Previously I’ve written about the downside of rules at work and how rules can be replaced with accountability and transparency and trust. In this article I’d like to explore the foundational solution, which is hiring great people.
Netflix is well known as one of the great success stories of the last two decades. Launched as a DVD-by-mail company in 1998, they now have 3,500 employees and generate over $7 billion a year from 81 million subscribers to their online streaming service. Of course, they don’t just stream content—they also produce your favorite series like House of Cards, Orange Is the New Black, and Making a Murderer.
Remember, rules are supposed to protect quality and consistency and profits as a company grows. Yet, at Netflix it’s not the rules they put into place that accounts for their success, it’s the absence of rules.
If you’re familiar with the technology startup scene, there’s little doubt you’ve heard of the “Netflix Culture Deck” and its legendary influence. Facebook COO Sheryl Sandberg called this simple PowerPoint presentation “one of the most important documents to come out of Silicon Valley,” and it’s been viewed millions of times across the globe.
In the famous presentation, Netflix leaders explain the traditional logic for rules and the short-term benefits of reducing mistakes. But the deck goes on to teach that over time a process-focused culture drives out the high-performing employees that companies aim to keep. When the market shifts quickly due to new technology, competitors, or business models, rule-driven companies can’t keep up and lose customers to competitors who adapt. In such an environment, slow-moving, rule-oriented companies grind “painfully into irrelevance.”
Netflix posits that responsible people—the people that every company wants to hire—are not only worthy of freedom, they thrive on it. Creating an environment where these individuals are not inhibited by myriads of rules allow them to become the best version of themselves.
Taking this belief to its literal meaning has spawned a series of HR innovations that were previously unheard of.

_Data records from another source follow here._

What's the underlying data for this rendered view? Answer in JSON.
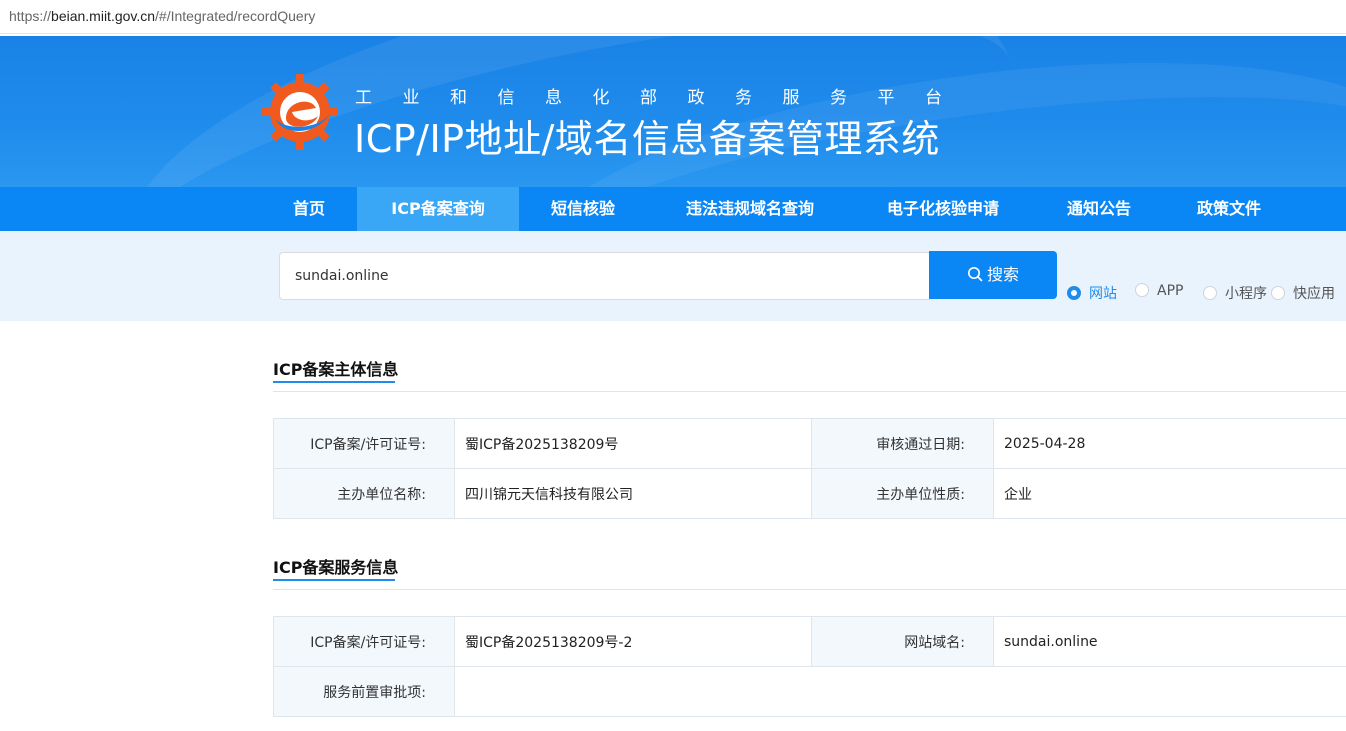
{
  "browser": {
    "url_prefix": "https://",
    "url_host": "beian.miit.gov.cn",
    "url_path": "/#/Integrated/recordQuery"
  },
  "banner": {
    "subtitle": "工业和信息化部政务服务平台",
    "title": "ICP/IP地址/域名信息备案管理系统"
  },
  "nav": [
    {
      "label": "首页"
    },
    {
      "label": "ICP备案查询",
      "active": true
    },
    {
      "label": "短信核验"
    },
    {
      "label": "违法违规域名查询"
    },
    {
      "label": "电子化核验申请"
    },
    {
      "label": "通知公告"
    },
    {
      "label": "政策文件"
    }
  ],
  "search": {
    "value": "sundai.online",
    "button_label": "搜索",
    "options": [
      {
        "label": "网站",
        "selected": true
      },
      {
        "label": "APP",
        "selected": false
      },
      {
        "label": "小程序",
        "selected": false
      },
      {
        "label": "快应用",
        "selected": false
      }
    ]
  },
  "subject": {
    "heading": "ICP备案主体信息",
    "rows": [
      {
        "l1": "ICP备案/许可证号:",
        "v1": "蜀ICP备2025138209号",
        "l2": "审核通过日期:",
        "v2": "2025-04-28"
      },
      {
        "l1": "主办单位名称:",
        "v1": "四川锦元天信科技有限公司",
        "l2": "主办单位性质:",
        "v2": "企业"
      }
    ]
  },
  "service": {
    "heading": "ICP备案服务信息",
    "rows": [
      {
        "l1": "ICP备案/许可证号:",
        "v1": "蜀ICP备2025138209号-2",
        "l2": "网站域名:",
        "v2": "sundai.online"
      },
      {
        "l1": "服务前置审批项:",
        "v1": ""
      }
    ]
  },
  "colors": {
    "primary": "#0a87f5",
    "nav_active": "#3aa6f6",
    "search_band": "#e9f3fd",
    "label_bg": "#f3f8fd",
    "logo_orange": "#f05a1e"
  }
}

For example, consider the Netflix “unlimited vacation policy.” Instead of establishing a formally tracked vacation policy, Netflix decided to allow salaried employees to take as much vacation time as they liked. (Hourly workers were given a more structured policy.) Certain guidelines were provided; for example, those working in accounting and finance were asked to be in the office during the beginning or end of a quarter. Additionally, anyone that wanted more than 30 days off in a row should meet with HR.
Netflix also resisted the urge to institute any type of formal travel and expense policy. According to McCord, “we decided to simply require adult-like behavior… The company’s expense policy is five words long: ‘Act in Netflix’s best interests.’” Employees were expected to spend company money as it were their own, looking for opportunities to save when possible.
The results? The company saved money by allowing employees to book their own trips online, eliminating the need to pay a travel agent to do so.
Of course, there was also a learning curve. According to McCord, managers sometimes needed to speak with employees “who ate at lavish restaurants (meals that would have been fine for sales or recruiting, but not for eating alone or with a Netflix colleague).” Similarly, IT members could be prone to buying more gadgets than necessary. But McCord confirmed that the program was an overall success. It’s still in effect today.
The true enabler of “no rules” at Netflix, the true enabler of their high trust culture, was the fact that they did better hiring. In an article she penned for the January 2014 issue of Harvard Business Review, McCord sums up why this principle works so well:
“If you’re careful to hire people who will put the company’s interests first, who understand and support the desire for a high-performance workplace, 97% of your employees will do the right thing. Most companies spend endless time and money writing and enforcing HR policies to deal with problems the other 3% might cause. Instead, we tried really hard to not hire those people, and we let them go if it turned out we’d made a hiring mistake.”
How can you apply this principle to your work environment? Ask yourself the following questions:
• How are your managers being evaluated? For building great teams or whether they are compliant with rules and get all their reports submitted on time?
• How much more can you invest into the hiring process?
• If you’ll be spending less on enforcement, can you raise the compensation you offer (resulting in higher quality candidates)?
• What type of culture are you producing? Is it designed so high performers will thrive, or to protect against low performers?
• Are managers reluctant to let go low performers? Why?
The higher the quality of your workforce the less likely it is that you’ll need rules. As McCord says, you should “hire, reward, and tolerate only fully formed adults.”